Corvia Medical said it launched a heart failure device trial that will include the collection and analysis of data with PhysIQ’s continuous remote monitoring platform.
The Phase III trial is designed to evaluate the efficacy of Tewksbury, Mass.-based Corvia’s interatrial shunt in patients with heart failure. The randomized, controlled, double-blinded study includes plans to provide patients with a wearable biosensor and mobile data hub to establish a personalized pre-intervention baseline prior to randomization, then for 12 months after implantation.

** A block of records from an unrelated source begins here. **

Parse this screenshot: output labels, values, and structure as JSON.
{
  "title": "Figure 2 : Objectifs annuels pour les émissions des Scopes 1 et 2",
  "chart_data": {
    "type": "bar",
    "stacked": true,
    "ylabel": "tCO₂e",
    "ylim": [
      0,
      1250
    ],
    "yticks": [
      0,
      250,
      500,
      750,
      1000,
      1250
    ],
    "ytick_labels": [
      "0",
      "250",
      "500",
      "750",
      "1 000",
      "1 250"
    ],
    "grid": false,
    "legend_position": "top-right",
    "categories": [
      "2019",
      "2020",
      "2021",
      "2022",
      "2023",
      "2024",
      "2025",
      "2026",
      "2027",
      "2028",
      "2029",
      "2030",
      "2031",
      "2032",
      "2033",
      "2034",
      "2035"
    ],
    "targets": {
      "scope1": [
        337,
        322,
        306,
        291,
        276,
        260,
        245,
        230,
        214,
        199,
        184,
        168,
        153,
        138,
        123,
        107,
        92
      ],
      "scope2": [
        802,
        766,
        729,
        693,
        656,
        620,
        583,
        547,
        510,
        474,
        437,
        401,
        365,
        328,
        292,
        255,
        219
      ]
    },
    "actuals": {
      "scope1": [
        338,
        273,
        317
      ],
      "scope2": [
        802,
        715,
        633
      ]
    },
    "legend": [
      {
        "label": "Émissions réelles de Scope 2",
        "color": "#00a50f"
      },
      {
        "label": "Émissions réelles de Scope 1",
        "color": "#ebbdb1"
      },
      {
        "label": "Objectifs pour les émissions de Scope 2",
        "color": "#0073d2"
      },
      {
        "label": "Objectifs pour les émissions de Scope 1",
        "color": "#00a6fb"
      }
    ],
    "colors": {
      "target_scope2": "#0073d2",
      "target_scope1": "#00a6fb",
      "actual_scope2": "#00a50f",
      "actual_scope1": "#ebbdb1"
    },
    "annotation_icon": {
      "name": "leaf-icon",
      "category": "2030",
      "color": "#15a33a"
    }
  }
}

Patients wearing the biosensor will generate data with a six-minute walking test evaluation and Kansas City Cardiomyopathy Questionnaire assessments. Data from the biosensor will stream to the cloud for PhysIQ’s artificial intelligence-based analytics system, with the goal of assisting in demonstrating change in cardiopulmonary function, supporting novel clinical endpoints and potentially transforming how heart failure clinical trials operate.
The Reduce LAP-HF II clinical trial was launched in November 2017 and met its primary endpoints in August 2018. Corvia expects to complete enrollment in 2020 and, upon conclusion, the company anticipates the study will have generated more than 2 million hours of continuous, annotated, clinical-level physiological data.
“Heart failure is a major global health problem and HF with preserved and mid-range ejection fraction remains a large unmet need,” CMO Dr. Jan Komtebedde said in prepared remarks. “At Corvia Medical, we are evaluating a first-in-class approach to treating heart failure and, as such, see a powerful opportunity to include digital data to support IASD efficacy. It’s in this innovative spirit that we chose to partner with physIQ and bring novel real-world insights into how to assess therapeutic impact.”
“Think about a race car. The driver is continuously getting actionable performance information throughout the race and using that insight to direct how to optimize the performance of the vehicle,” added physIQ CTO Matt Pipke. “However, if you applied the traditional model of healthcare to that scenario, the driver would only get information when periodically pulled over for a pit stop. It’s easy to see how that would fail; why do we accept it in healthcare? With our solution, we are developing biomarkers with life science companies that allow them to quantify clinical impact on a continuous basis – and this insight can be applied in a clinical context to support regulatory submissions or to demonstrate real world evidence to payers and providers.”